In case two separate calls are made concurrently to this function which both have "what" arrays that intersect at any point, if I understand correctly, REPEATABLE_READ would prevent my data to become corrupted, because all the rows will be locked in the table as soon as the first update begins to perform, thus whichever function calls update is executed second, will be completely rolled back. Am I right in this? Based on the example on the official documentation it would seem like that rows are checked for the where condition and locked one-by-one. Is this the case? If yes, is it possible, that on concurrent calls to the function, both queries get rolled back? Or worse, is it possible that a deadlock would occur here?
In this concrete example, I could safely decrease the isolation level for the transaction to READ_COMMITED, which would also prevent the data corruption, but would not retain the locks for the duration of the update for rows that are not affected by the update, am I correct in this?
The lock retaining for manual TRANSACTIONS in MariaDB are for the duration of the query operation that create these locks, or for the duration of the complete transaction operation? (ie, until the transaction is either rolled back or commitd?)

FOLLOWUP QUESTION

Am I mistaken, that if using READ_COMMITED isolation, the following two concurrent calls could execute at the same time (without one, waiting for the lock of the other to be released), but not if REPEATABLE_READ isolation was used?

/** Session #1 **/
claim(array(1,2,3));

/** Session #2 **/
claim(array(4,5,6));

CodePudding user response：

There's very little difference between REPEATABLE-READ and READ-COMMITTED in the scenario you describe.

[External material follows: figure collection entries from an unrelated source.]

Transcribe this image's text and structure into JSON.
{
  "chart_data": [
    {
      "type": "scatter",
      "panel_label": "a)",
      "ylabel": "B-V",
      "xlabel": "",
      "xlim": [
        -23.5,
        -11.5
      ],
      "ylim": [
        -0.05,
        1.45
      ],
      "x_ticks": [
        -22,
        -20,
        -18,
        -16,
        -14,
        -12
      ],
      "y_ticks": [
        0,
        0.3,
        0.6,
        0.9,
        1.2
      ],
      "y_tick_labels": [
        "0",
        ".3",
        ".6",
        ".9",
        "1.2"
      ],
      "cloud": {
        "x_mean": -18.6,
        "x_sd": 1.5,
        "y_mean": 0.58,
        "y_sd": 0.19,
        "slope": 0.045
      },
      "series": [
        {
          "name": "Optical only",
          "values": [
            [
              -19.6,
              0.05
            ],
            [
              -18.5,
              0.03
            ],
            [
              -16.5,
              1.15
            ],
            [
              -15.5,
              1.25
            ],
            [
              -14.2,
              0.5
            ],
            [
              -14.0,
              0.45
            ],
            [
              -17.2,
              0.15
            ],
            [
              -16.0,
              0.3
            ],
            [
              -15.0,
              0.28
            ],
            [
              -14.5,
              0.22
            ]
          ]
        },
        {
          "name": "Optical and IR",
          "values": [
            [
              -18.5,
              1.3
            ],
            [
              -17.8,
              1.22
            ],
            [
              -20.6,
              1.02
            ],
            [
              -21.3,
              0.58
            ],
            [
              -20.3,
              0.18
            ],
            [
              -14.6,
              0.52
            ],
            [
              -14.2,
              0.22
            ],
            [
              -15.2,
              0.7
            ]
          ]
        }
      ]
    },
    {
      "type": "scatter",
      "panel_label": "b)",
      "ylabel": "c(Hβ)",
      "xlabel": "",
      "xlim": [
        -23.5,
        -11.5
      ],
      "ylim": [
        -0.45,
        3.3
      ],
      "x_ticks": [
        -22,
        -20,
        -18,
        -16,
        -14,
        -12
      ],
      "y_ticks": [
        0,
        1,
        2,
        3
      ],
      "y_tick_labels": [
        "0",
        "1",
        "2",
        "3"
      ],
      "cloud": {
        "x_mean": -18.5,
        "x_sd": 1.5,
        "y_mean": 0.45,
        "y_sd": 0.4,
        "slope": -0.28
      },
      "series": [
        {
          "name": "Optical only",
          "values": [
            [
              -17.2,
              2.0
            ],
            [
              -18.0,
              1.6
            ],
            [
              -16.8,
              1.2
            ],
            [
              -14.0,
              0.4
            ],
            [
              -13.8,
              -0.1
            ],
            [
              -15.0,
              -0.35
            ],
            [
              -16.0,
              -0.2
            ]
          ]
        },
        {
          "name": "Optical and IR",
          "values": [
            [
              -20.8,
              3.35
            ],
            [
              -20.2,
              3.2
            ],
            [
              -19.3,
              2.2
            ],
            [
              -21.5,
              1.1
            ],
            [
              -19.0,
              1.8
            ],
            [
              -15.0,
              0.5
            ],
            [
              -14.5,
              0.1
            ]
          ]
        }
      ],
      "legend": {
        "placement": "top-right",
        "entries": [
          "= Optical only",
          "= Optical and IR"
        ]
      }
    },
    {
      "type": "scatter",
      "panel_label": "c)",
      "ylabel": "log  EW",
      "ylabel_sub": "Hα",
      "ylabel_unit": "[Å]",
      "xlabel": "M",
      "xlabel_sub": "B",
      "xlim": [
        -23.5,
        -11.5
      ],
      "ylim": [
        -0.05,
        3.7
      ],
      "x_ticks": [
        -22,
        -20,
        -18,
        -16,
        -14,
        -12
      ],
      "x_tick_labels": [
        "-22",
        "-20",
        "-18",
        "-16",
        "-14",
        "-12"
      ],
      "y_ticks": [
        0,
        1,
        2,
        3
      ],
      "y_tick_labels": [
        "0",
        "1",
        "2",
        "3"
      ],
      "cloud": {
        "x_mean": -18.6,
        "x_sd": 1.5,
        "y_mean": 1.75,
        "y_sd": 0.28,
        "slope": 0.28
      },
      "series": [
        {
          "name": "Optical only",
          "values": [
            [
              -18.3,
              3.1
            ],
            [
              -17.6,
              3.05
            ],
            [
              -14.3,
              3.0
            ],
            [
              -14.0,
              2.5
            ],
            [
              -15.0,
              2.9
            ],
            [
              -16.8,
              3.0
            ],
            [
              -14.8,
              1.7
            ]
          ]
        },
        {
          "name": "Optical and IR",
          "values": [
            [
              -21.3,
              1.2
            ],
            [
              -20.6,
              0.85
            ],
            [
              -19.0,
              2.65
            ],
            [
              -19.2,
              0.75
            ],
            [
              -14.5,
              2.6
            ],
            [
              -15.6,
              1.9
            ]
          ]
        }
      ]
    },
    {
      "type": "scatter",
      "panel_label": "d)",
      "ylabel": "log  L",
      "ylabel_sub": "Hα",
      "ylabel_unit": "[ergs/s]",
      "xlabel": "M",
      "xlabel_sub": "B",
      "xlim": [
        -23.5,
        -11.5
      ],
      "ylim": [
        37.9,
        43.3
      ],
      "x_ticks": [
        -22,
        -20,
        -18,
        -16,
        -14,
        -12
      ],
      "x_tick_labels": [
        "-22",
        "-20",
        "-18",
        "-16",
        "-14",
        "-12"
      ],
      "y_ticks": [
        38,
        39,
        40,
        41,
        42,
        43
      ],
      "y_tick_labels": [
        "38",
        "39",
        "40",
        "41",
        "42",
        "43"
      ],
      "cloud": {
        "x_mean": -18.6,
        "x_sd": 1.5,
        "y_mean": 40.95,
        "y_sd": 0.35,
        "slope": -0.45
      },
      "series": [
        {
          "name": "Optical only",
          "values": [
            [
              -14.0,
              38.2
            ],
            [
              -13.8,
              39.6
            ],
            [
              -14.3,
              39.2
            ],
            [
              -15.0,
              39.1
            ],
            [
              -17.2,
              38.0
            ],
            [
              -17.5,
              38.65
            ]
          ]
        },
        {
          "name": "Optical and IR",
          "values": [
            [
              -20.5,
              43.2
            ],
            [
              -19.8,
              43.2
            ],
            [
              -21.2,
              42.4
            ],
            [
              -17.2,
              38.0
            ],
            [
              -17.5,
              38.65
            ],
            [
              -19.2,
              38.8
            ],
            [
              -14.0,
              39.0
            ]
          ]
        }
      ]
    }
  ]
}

The same locks are acquired in both cases. Locks are always held until the end of the transaction.

REPEATABLE-READ queries may also acquire gap locks to prevent new rows inserted, if those rows would change the result of some SELECT query. The MySQL manual explains gap locks better, and it works the same way in MariaDB: https://dev.mysql.com/doc/refman/8.0/en/innodb-locking.html#innodb-gap-locks Regardless, I don't think this will be an issue.

I don't think you're at risk of a deadlock in the scenario you describe. Your UPDATE should lock all the rows examined. Rows are not locked one by one; the lock request is atomic. That is, if any of the set of examined rows cannot be locked because another session already has some or all of them locked, then the new lock request waits.

Once your UPDATE succeeds (locks are acquired and then the rows are updated), then your session has them locked and keeps them locked until the end of the transaction. Subsequently doing a count would reference only locked rows, so there's no way another session could slip in and cause a deadlock.

One subtle point about locking that you may not notice in the documentation: locking SQL statements act as if they are run in READ-COMMITTED mode, even if your transaction is REPEATABLE-READ. In other words, locks are acquired on the most recently committed version of a row, even if a non-locking SELECT query would not read the most recent version of that row. This is surprising to some programmers.

Re your comments:

I wrote a demo of the locking/nonlocking odd behavior in my answer here: How MVCC works with Lock in MySql?

Regarding releasing locks, yes, that's correct, in READ-COMMITTED mode, a lock is released if your UPDATE doesn't make any net change to the row. That is, if your update sets a column to the value that it already had. But in your case, you are changing values on rows that match your conditions. You specifically select for rows where the claimedBy is NULL, and you are setting that column to a non-NULL value.

Regarding your followup question, you don't have an index on the claimedBy column, so your query will have to at least examine all the rows. In READ-COMMITTED mode, it will be able to release the lock pretty promptly on rows that don't match the search conditions. But it would be better to have an index on claimedBy so it is able to examine only rows that match the condition. I would think it's better (if only by a slight margin) to avoid locking extra rows, instead of locking them and releasing the locks.

I don't think that transaction isolation is such an important factor in performance optimization. Choosing indexes to narrow down the set of examined rows is a much better strategy in most cases.